Many cybersecurity companies say artificial intelligence could better combat a popular hacking tactic known as phishing.
One such firm, Tessian, said Tuesday that it has raised another $65 million in funding that values it at $500 million. March Capital was the lead investor, while other participants included Accel, Balderton Capital, Latitude Venture Partners, Sequoia Capital, and Schroder Adveq. Since its founding 8 years ago, Tessian has raised a total of $137 million.
In a phishing attack, criminals dupe unwitting workers into clicking on malicious links in emails that appear to come from legitimate sources. Some of the most common phishing attacks involve hackers sending bogus emails resembling messages from banks or colleagues.
Phishing attacks have become particularly prevalent during the COVID-19 pandemic, with scammers sending people phony messages claiming to be from the Centers for Disease Control and Prevention and other organizations involved with national coronavirus response.
Several cyber security startups like IronScales and Vade Secure are using machine learning to spot phishing emails. Venture capitalists are betting that these startups will eventually become big businesses.

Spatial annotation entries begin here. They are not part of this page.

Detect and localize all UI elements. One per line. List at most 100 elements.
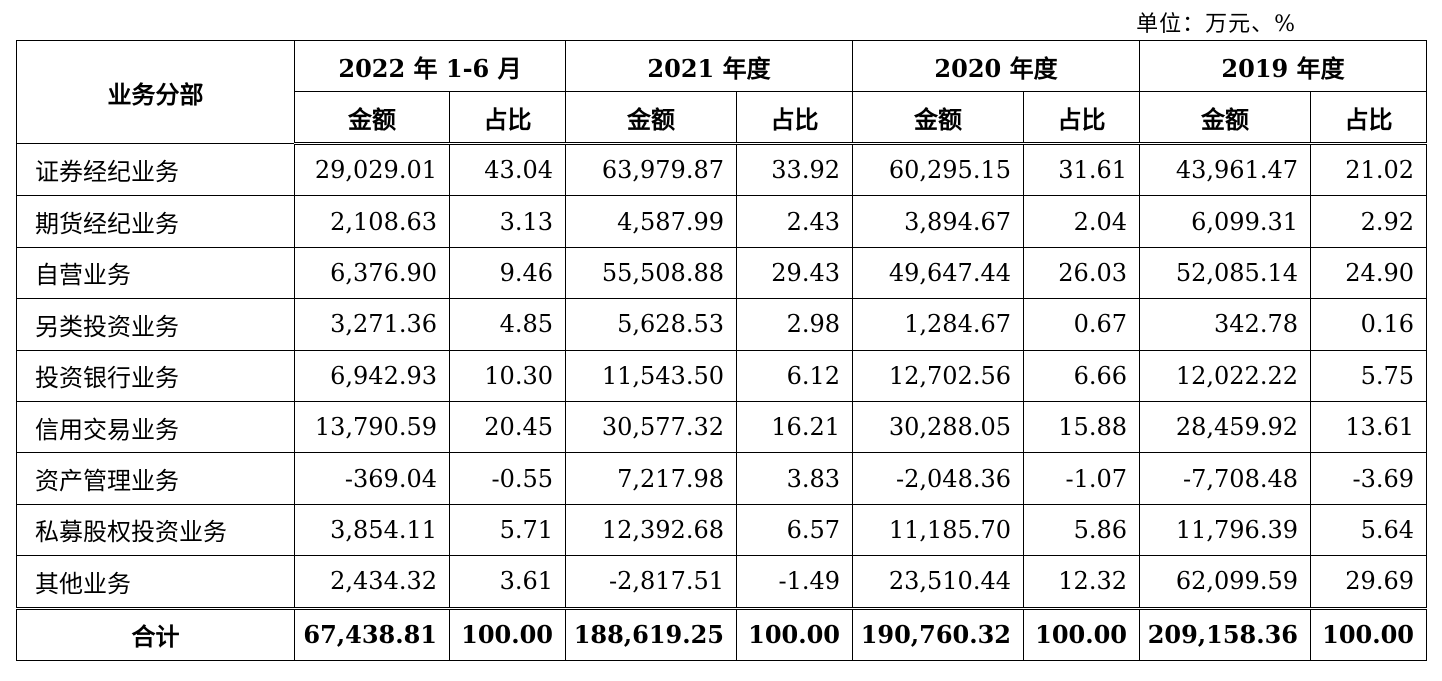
amount-cell: 1,284.67 bbox=[852, 298, 1024, 351]
ratio-cell: 100.00 bbox=[736, 606, 853, 661]
ratio-cell: 5.75 bbox=[1310, 349, 1427, 402]
ratio-cell: 5.64 bbox=[1310, 503, 1427, 557]
ratio-cell: 100.00 bbox=[449, 606, 566, 661]
ratio-cell: 3.13 bbox=[449, 195, 566, 248]
ratio-cell: 3.83 bbox=[736, 452, 853, 505]
table-row: 期货经纪业务 2,108.63 3.13 4,587.99 2.43 3,894.67 2.… bbox=[16, 195, 1427, 248]
segment-name: 期货经纪业务 bbox=[16, 195, 295, 248]
ratio-header: 占比 bbox=[736, 91, 853, 145]
ratio-cell: 2.98 bbox=[736, 298, 853, 351]
segment-name: 其他业务 bbox=[16, 555, 295, 609]
amount-header: 金额 bbox=[1139, 91, 1311, 145]
amount-cell: 5,628.53 bbox=[565, 298, 737, 351]
ratio-cell: 10.30 bbox=[449, 349, 566, 402]
ratio-cell: 4.85 bbox=[449, 298, 566, 351]
amount-cell: 30,288.05 bbox=[852, 400, 1024, 454]
ratio-cell: 43.04 bbox=[449, 142, 566, 197]
ratio-cell: 21.02 bbox=[1310, 142, 1427, 197]
amount-cell: 6,099.31 bbox=[1139, 195, 1311, 248]
table-row: 另类投资业务 3,271.36 4.85 5,628.53 2.98 1,284.67 0.… bbox=[16, 298, 1427, 351]
segment-name: 证券经纪业务 bbox=[16, 142, 295, 197]
amount-cell: 52,085.14 bbox=[1139, 246, 1311, 300]
total-row: 合计 67,438.81 100.00 188,619.25 100.00 190,760… bbox=[16, 606, 1427, 661]
ratio-cell: 15.88 bbox=[1023, 400, 1140, 454]
ratio-cell: 6.57 bbox=[736, 503, 853, 557]
amount-cell: 342.78 bbox=[1139, 298, 1311, 351]
amount-cell: 3,894.67 bbox=[852, 195, 1024, 248]
ratio-cell: 6.66 bbox=[1023, 349, 1140, 402]
amount-cell: 6,942.93 bbox=[294, 349, 450, 402]
amount-cell: -7,708.48 bbox=[1139, 452, 1311, 505]
period-header: 2021 年度 bbox=[565, 40, 853, 92]
amount-cell: 13,790.59 bbox=[294, 400, 450, 454]
ratio-cell: -0.55 bbox=[449, 452, 566, 505]
ratio-cell: 9.46 bbox=[449, 246, 566, 300]
amount-header: 金额 bbox=[294, 91, 450, 145]
ratio-cell: 3.61 bbox=[449, 555, 566, 609]
ratio-header: 占比 bbox=[1310, 91, 1427, 145]
ratio-cell: 100.00 bbox=[1023, 606, 1140, 661]
ratio-cell: -1.07 bbox=[1023, 452, 1140, 505]
amount-cell: 190,760.32 bbox=[852, 606, 1024, 661]
unit-label: 单位：万元、% bbox=[1136, 12, 1296, 37]
amount-cell: -2,048.36 bbox=[852, 452, 1024, 505]
ratio-cell: 0.67 bbox=[1023, 298, 1140, 351]
amount-header: 金额 bbox=[852, 91, 1024, 145]
amount-cell: 209,158.36 bbox=[1139, 606, 1311, 661]
business-segment-table: 业务分部 2022 年 1-6 月 2021 年度 2020 年度 2019 年… bbox=[16, 40, 1427, 661]
amount-header: 金额 bbox=[565, 91, 737, 145]
amount-cell: 12,022.22 bbox=[1139, 349, 1311, 402]
amount-cell: 11,543.50 bbox=[565, 349, 737, 402]
amount-cell: 55,508.88 bbox=[565, 246, 737, 300]
ratio-cell: 12.32 bbox=[1023, 555, 1140, 609]
table-row: 信用交易业务 13,790.59 20.45 30,577.32 16.21 30,288… bbox=[16, 400, 1427, 454]
ratio-cell: 6.12 bbox=[736, 349, 853, 402]
ratio-cell: 20.45 bbox=[449, 400, 566, 454]
segment-name: 投资银行业务 bbox=[16, 349, 295, 402]
amount-cell: 6,376.90 bbox=[294, 246, 450, 300]
ratio-cell: 31.61 bbox=[1023, 142, 1140, 197]
table-row: 自营业务 6,376.90 9.46 55,508.88 29.43 49,647.44 2… bbox=[16, 246, 1427, 300]
ratio-cell: 16.21 bbox=[736, 400, 853, 454]
period-header: 2022 年 1-6 月 bbox=[294, 40, 566, 92]
amount-cell: 2,434.32 bbox=[294, 555, 450, 609]
ratio-cell: 26.03 bbox=[1023, 246, 1140, 300]
ratio-cell: 29.69 bbox=[1310, 555, 1427, 609]
ratio-cell: 13.61 bbox=[1310, 400, 1427, 454]
segment-name: 信用交易业务 bbox=[16, 400, 295, 454]
ratio-cell: 5.71 bbox=[449, 503, 566, 557]
amount-cell: 12,702.56 bbox=[852, 349, 1024, 402]
segment-name: 私募股权投资业务 bbox=[16, 503, 295, 557]
segment-name: 资产管理业务 bbox=[16, 452, 295, 505]
amount-cell: 62,099.59 bbox=[1139, 555, 1311, 609]
header-row-measures: 金额 占比 金额 占比 金额 占比 金额 占比 bbox=[17, 91, 1427, 145]
amount-cell: 7,217.98 bbox=[565, 452, 737, 505]
amount-cell: 23,510.44 bbox=[852, 555, 1024, 609]
ratio-cell: 5.86 bbox=[1023, 503, 1140, 557]
amount-cell: 30,577.32 bbox=[565, 400, 737, 454]
amount-cell: 60,295.15 bbox=[852, 142, 1024, 197]
table-row: 资产管理业务 -369.04 -0.55 7,217.98 3.83 -2,048.36-… bbox=[16, 452, 1427, 505]
table-row: 其他业务 2,434.32 3.61 -2,817.51 -1.49 23,510.44 1… bbox=[16, 555, 1427, 609]
amount-cell: 11,185.70 bbox=[852, 503, 1024, 557]
ratio-header: 占比 bbox=[449, 91, 566, 145]
segment-name: 另类投资业务 bbox=[16, 298, 295, 351]
table-row: 证券经纪业务 29,029.01 43.04 63,979.87 33.92 60,295… bbox=[16, 142, 1427, 197]
header-row-periods: 业务分部 2022 年 1-6 月 2021 年度 2020 年度 2019 年… bbox=[16, 40, 1427, 144]
ratio-header: 占比 bbox=[1023, 91, 1140, 145]
segment-name: 自营业务 bbox=[16, 246, 295, 300]
amount-cell: 3,854.11 bbox=[294, 503, 450, 557]
ratio-cell: 33.92 bbox=[736, 142, 853, 197]
dept-header: 业务分部 bbox=[16, 40, 295, 144]
amount-cell: 3,271.36 bbox=[294, 298, 450, 351]
ratio-cell: 29.43 bbox=[736, 246, 853, 300]
period-header: 2019 年度 bbox=[1139, 40, 1427, 92]
amount-cell: 43,961.47 bbox=[1139, 142, 1311, 197]
amount-cell: 2,108.63 bbox=[294, 195, 450, 248]
amount-cell: 12,392.68 bbox=[565, 503, 737, 557]
amount-cell: 29,029.01 bbox=[294, 142, 450, 197]
ratio-cell: 100.00 bbox=[1310, 606, 1427, 661]
amount-cell: 28,459.92 bbox=[1139, 400, 1311, 454]
amount-cell: -369.04 bbox=[294, 452, 450, 505]
amount-cell: 4,587.99 bbox=[565, 195, 737, 248]
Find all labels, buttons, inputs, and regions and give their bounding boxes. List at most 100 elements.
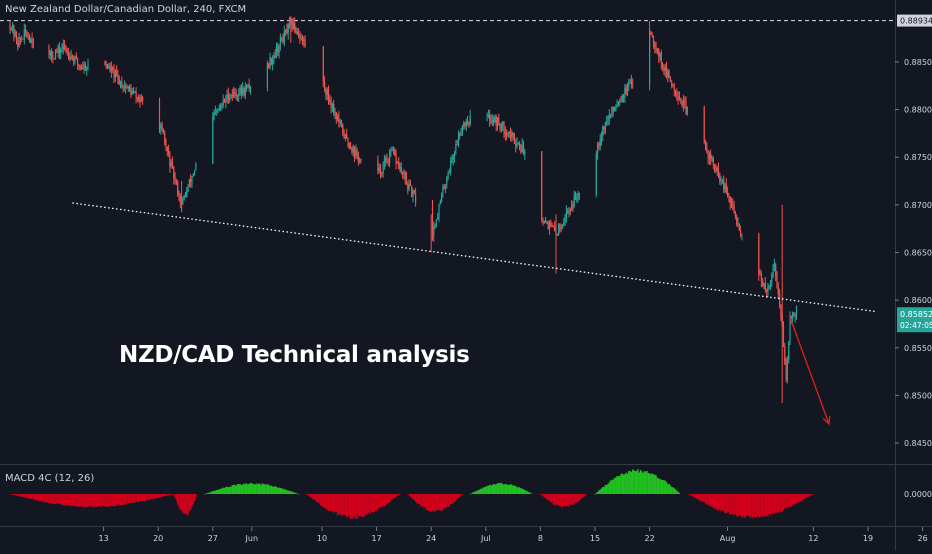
candle-body[interactable] [294,23,296,32]
candle-body[interactable] [565,211,567,220]
candle-body[interactable] [278,45,280,53]
candle-body[interactable] [655,46,657,51]
candle-body[interactable] [736,216,738,225]
candle-body[interactable] [491,120,493,123]
candle-body[interactable] [31,39,33,45]
candle-body[interactable] [519,143,521,151]
candle-body[interactable] [233,91,235,96]
candle-body[interactable] [706,145,708,150]
candle-body[interactable] [766,289,768,292]
candle-body[interactable] [447,172,449,179]
candle-body[interactable] [298,34,300,36]
candle-body[interactable] [166,147,168,152]
trendline-group[interactable] [72,202,876,313]
candle-body[interactable] [169,154,171,167]
candle-body[interactable] [441,194,443,202]
candle-body[interactable] [431,202,434,236]
candle-body[interactable] [57,46,59,53]
candle-body[interactable] [560,228,562,230]
candle-body[interactable] [79,66,81,69]
candle-body[interactable] [353,147,356,156]
candle-body[interactable] [114,71,116,78]
candle-body[interactable] [248,84,250,89]
candle-body[interactable] [509,132,512,137]
candle-body[interactable] [301,37,304,40]
candle-body[interactable] [572,204,574,207]
candle-body[interactable] [494,116,496,123]
candle-body[interactable] [626,86,629,94]
candle-body[interactable] [649,31,651,86]
candle-body[interactable] [75,55,77,59]
candle-body[interactable] [142,97,144,101]
candle-body[interactable] [286,29,288,34]
candle-body[interactable] [274,55,276,57]
candle-body[interactable] [213,113,215,117]
candle-body[interactable] [175,179,177,183]
candle-body[interactable] [104,62,106,64]
forecast-arrow-shaft[interactable] [789,317,830,425]
candle-body[interactable] [612,106,614,112]
candle-body[interactable] [249,88,252,90]
candle-body[interactable] [335,112,337,120]
candle-body[interactable] [70,56,72,60]
candle-body[interactable] [676,94,678,98]
candle-body[interactable] [385,158,387,162]
candle-body[interactable] [234,91,236,94]
candle-body[interactable] [173,166,175,179]
candle-body[interactable] [236,95,239,97]
candle-body[interactable] [469,115,471,125]
candle-body[interactable] [741,233,743,236]
candle-body[interactable] [795,306,798,316]
candle-body[interactable] [300,37,302,39]
candle-body[interactable] [279,38,281,46]
candle-body[interactable] [720,180,722,182]
candle-body[interactable] [394,150,396,156]
candle-body[interactable] [463,123,465,127]
candle-body[interactable] [606,121,608,123]
candle-body[interactable] [456,144,458,146]
candle-body[interactable] [607,119,609,122]
candle-body[interactable] [139,100,141,102]
candle-body[interactable] [18,37,20,48]
candle-body[interactable] [192,173,194,176]
candle-body[interactable] [275,46,278,57]
arrow-group[interactable] [789,317,831,426]
candle-body[interactable] [14,32,16,36]
candle-body[interactable] [343,133,345,139]
candle-body[interactable] [390,150,392,152]
candle-body[interactable] [331,103,333,109]
candle-body[interactable] [412,190,414,198]
candle-body[interactable] [711,158,713,160]
candle-body[interactable] [272,59,274,65]
candle-body[interactable] [680,97,682,102]
candle-body[interactable] [131,91,133,95]
candle-body[interactable] [710,153,712,159]
candle-body[interactable] [112,67,114,70]
candle-body[interactable] [681,101,683,106]
candle-body[interactable] [777,288,779,295]
candle-body[interactable] [188,178,190,187]
candle-body[interactable] [520,150,522,153]
candle-body[interactable] [106,66,109,69]
candle-body[interactable] [617,102,619,106]
candle-body[interactable] [511,132,513,137]
candle-body[interactable] [77,58,79,65]
candle-body[interactable] [502,122,504,125]
candle-body[interactable] [49,51,51,56]
candle-body[interactable] [326,89,328,95]
candle-body[interactable] [715,168,717,171]
candle-body[interactable] [322,46,324,82]
candle-body[interactable] [125,86,127,88]
candle-body[interactable] [116,71,118,76]
candle-body[interactable] [15,32,18,43]
candle-body[interactable] [127,86,129,89]
candle-body[interactable] [659,52,661,57]
candle-body[interactable] [344,134,346,139]
candle-body[interactable] [673,87,675,91]
candle-body[interactable] [516,143,518,146]
candle-body[interactable] [84,64,86,70]
candle-body[interactable] [21,38,23,40]
candle-body[interactable] [608,115,610,120]
candle-body[interactable] [740,230,742,236]
candle-body[interactable] [355,150,357,156]
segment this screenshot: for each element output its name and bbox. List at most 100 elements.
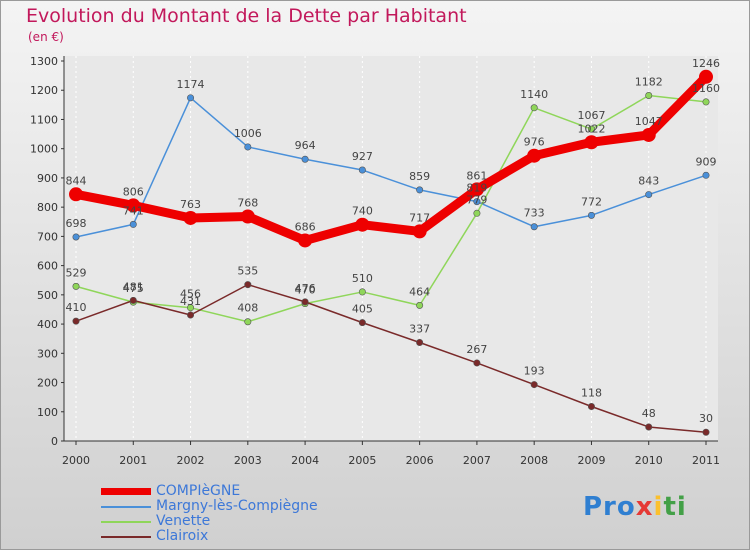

Tessian co-founder and CEO Tim Sadler said that his startup analyzes a company’s corporate emails to discover patterns, such as common email addresses that people correspond with, which could indicate that they are messages to customers, for instance. The company then uses this data to train a machine-learning model, which can scan emails and flag those that are suspicious before employees click on them.
The machine learning system also displays the reasons why it suspects an email is fraudulent, such as it featuring a strange web link or misspellings of employee names. If a manager is known to workers as Cliff, but the email refers to the boss as Clifton, Tessian’s technology may spot the discrepancy, explained Tessian co-founder and chief technology officer Ed Bishop.
Sadler acknowledged that “a machine learning system is never going to be perfect,” and sometimes the startup’s A.I. can incorrectly flag legitimate emails as bogus. But, he said Tessian has been working on preventing the software from over flagging genuine emails.
Tessian, based in London, plans to go on a hiring spree with its latest financing, boosting its headcount from 170 employees to 220 to 250 by the end of the year, Sadler said. The startup also plans to improve its technology so that it can be used to spot phishing attacks on other kinds of communications services, like text messaging or work-chat services.
One challenge facing companies trying to combat phishing is the rise of more realistic attacks aided by advances in natural language processing, a subset of A.I. that involves computers creating and understanding text. Bishop said that advances in powerful language models like OpenAI’s GPT-3 system could lead to criminals more easily creating phishing emails that appear to be personalized to particular recipients. For instance, such an email could contain an A.I.-generated message in which the writing style is similar to a worker’s boss, making it harder to spot a fraud.
As a result, Tessian, and other companies, are on a quest to improve their A.I. to detect more advanced A.I.-powered phishing attacks, which could one day be as “prevalent as spam,” Bishop said.